Recordista mundial em cesarianas, o Brasil precisa acabar com a violência durante o parto para que gestantes percam o medo de parir naturalmente. Para isso, é preciso acelerar a formação dos profissionais da rede de saúde e atender bem a gestante, oferecendo conforto no momento em que ela estiver dando à luz. A avaliação é de especialistas na área de obstetrícia, que se reúnem hoje (13) e amanhã (14), no Rio de Janeiro, em conferência internacional para 1,3 mil pessoas.
Pesquisadora da Escola Nacional de Saúde Pública da Fundação Oswaldo Cruz (Fiocruz), Maria do Carmo Leal lembra a Pesquisa Nascer no Brasil: Inquérito Nacional Sobre o Parto e Nascimento para listar fatores que fazem o país ter 56% de partos cesarianos, enquanto a média mundial é de 18%. Revela que as gestantes brasileiras são proibidas de caminhar e de se alimentar para aliviar contrações, recebem ocitocina (hormônio sintético) para acelerar o parto e passam por procedimentos como episiotomia (corte vaginal para aumentar a dilatação) e ruptura artificial da bolsa.

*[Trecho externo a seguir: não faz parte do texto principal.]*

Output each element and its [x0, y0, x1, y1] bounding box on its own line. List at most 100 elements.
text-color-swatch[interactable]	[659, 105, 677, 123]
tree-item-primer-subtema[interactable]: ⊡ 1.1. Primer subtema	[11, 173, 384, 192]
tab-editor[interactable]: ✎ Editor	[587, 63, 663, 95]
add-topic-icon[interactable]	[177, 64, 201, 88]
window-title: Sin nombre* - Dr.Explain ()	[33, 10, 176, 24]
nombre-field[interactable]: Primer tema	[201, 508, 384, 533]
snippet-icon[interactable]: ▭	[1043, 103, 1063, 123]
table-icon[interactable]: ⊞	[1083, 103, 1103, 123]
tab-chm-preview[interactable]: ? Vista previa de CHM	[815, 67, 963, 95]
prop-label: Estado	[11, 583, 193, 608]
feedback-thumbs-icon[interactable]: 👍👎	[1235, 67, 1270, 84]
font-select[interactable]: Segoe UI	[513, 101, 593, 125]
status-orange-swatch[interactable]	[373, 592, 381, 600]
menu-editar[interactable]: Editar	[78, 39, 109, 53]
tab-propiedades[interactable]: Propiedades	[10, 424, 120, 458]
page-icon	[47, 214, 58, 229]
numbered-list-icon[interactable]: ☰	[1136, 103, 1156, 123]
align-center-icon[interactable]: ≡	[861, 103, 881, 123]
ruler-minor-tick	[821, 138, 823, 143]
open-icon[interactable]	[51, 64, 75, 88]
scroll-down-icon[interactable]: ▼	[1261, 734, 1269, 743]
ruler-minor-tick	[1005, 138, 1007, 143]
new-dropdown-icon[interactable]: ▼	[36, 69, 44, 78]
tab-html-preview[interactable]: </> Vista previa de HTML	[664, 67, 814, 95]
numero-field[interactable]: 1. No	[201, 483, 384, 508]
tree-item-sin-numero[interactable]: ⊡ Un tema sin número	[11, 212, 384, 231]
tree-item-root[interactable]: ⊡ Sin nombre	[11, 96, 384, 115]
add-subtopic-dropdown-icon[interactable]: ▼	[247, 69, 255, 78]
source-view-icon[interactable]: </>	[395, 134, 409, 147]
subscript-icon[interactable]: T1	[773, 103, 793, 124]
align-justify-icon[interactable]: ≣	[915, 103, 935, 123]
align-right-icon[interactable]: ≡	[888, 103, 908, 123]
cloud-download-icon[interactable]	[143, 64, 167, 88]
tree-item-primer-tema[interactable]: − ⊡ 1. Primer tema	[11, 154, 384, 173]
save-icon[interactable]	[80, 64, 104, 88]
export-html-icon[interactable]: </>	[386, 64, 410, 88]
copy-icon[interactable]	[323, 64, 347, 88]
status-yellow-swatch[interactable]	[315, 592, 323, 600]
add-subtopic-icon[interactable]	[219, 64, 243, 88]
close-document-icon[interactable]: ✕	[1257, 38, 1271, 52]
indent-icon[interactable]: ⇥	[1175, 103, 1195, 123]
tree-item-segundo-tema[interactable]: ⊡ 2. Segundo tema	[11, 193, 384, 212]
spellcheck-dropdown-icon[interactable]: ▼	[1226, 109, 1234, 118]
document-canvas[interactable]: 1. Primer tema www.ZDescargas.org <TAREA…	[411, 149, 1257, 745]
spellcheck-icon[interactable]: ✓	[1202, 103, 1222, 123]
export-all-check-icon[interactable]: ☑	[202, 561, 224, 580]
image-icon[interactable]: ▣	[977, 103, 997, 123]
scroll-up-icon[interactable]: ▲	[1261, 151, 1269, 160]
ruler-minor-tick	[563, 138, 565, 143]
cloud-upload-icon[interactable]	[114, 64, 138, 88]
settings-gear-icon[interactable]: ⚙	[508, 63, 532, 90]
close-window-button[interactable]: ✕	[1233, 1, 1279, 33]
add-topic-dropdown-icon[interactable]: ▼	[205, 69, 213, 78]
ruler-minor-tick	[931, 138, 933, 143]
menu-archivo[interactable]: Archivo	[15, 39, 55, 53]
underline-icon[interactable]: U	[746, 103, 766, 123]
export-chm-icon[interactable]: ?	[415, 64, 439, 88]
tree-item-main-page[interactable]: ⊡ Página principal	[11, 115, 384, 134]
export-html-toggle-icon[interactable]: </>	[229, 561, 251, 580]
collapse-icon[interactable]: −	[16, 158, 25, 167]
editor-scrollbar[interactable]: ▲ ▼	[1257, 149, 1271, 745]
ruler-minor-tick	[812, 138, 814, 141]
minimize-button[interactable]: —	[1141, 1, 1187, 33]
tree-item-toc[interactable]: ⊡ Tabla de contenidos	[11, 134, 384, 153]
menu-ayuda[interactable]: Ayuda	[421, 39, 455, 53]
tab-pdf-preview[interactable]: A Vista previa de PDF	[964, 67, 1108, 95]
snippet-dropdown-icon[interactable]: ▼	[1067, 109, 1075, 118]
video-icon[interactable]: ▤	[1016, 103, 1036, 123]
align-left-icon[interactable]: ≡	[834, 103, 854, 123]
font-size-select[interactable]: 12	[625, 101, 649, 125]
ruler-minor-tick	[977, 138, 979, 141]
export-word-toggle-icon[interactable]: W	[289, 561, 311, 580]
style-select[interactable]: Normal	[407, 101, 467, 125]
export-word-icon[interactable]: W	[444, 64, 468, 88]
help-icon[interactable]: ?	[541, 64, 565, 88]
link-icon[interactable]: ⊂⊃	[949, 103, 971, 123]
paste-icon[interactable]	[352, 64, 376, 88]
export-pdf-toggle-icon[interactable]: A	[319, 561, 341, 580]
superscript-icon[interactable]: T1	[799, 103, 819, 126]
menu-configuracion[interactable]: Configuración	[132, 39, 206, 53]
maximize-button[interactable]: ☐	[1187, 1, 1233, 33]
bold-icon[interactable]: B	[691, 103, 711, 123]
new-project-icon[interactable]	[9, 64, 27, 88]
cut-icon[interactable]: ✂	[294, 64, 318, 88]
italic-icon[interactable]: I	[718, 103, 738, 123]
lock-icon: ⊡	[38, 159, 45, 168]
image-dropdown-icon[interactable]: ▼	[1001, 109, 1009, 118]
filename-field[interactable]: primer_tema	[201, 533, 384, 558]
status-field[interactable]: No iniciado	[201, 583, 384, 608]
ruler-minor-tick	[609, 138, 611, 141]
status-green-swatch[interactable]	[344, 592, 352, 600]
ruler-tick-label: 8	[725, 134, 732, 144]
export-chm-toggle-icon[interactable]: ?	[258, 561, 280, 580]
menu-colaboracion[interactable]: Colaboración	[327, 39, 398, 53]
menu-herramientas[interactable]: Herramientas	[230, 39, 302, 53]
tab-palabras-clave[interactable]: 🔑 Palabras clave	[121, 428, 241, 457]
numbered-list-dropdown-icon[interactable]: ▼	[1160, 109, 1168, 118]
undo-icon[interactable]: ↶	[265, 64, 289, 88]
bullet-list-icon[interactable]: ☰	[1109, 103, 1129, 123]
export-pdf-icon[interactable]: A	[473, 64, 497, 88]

“Essas coisas acontecem sem nenhuma anestesia, com as mulheres sofrendo muito, de forma que elas tenham pavor óbvio do parto normal”, analisou a pesquisadora. Entre 2011 e 2012, ela coordenou a pesquisa com 23 mil mulheres em todo o país. Conforme Maria do Carmo, as mulheres ficam na “pior posição possível” na hora do parto. “Elas ficam deitadas e, apesar de ser lei federal, muitos hospitais, públicos e privados, não permitem a entrada de um acompanhante. Ou seja, o Brasil não não estimula um bom parto”, salientou.
A pesquisa Nascer do Brasil, que acompanhou mulheres e bebês, revelou que, no início da gravidez, seis em cada dez mulheres preferem parir naturalmente. A avaliação muda durante a gestação e, principalmente, na hora do parto, por causa da violência, explica a enfermeira obstétrica Heloisa Lessa, com doutorado na área. “O melhor ambiente para o parto é aquele parecido com o local onde o bebê foi concebido, com luz baixa. A mulher tem de se sentir tranquila”, explicou. “Se ela estiver relaxada, vai parir melhor”, assegurou.
Maria do Carmo e Heloísa Lessa destacaram que, entre as vantagens do parto normal, estão a redução da morte materna, de complicações hemorrágicas e infecciosas. Para os bebês, diminui o risco de morte intrauterina, complicações respiratórias e problemas como asma e obesidade na infância. Pesquisas com esses indicadores serão apresentadas no evento. “Temos de trazer as evidências para quem está na ponta colocar em prática”, assinalou Heloisa.
As especialistas acreditam que as mulheres estão mais conscientes dos benefícios do parto normal e têm cobrado o sistema de saúde. Para a enfermeira, o próximo passo é exigir das redes pública e privada que o parto normal possa ser feito em casa. Ela também defende a ampliação do número de casas de parto. No Rio, apenas uma está funcionando.
Na quinta-feira (15), para diminuir o número de cesáreas desnecessárias, o Ministério da Saúde e a Agência Nacional de Saúde Suplementar publicarão consultas públicas sobre duas resoluções. Uma delas prevê a apresentação de um partograma explicando procedimentos feitos durante o parto.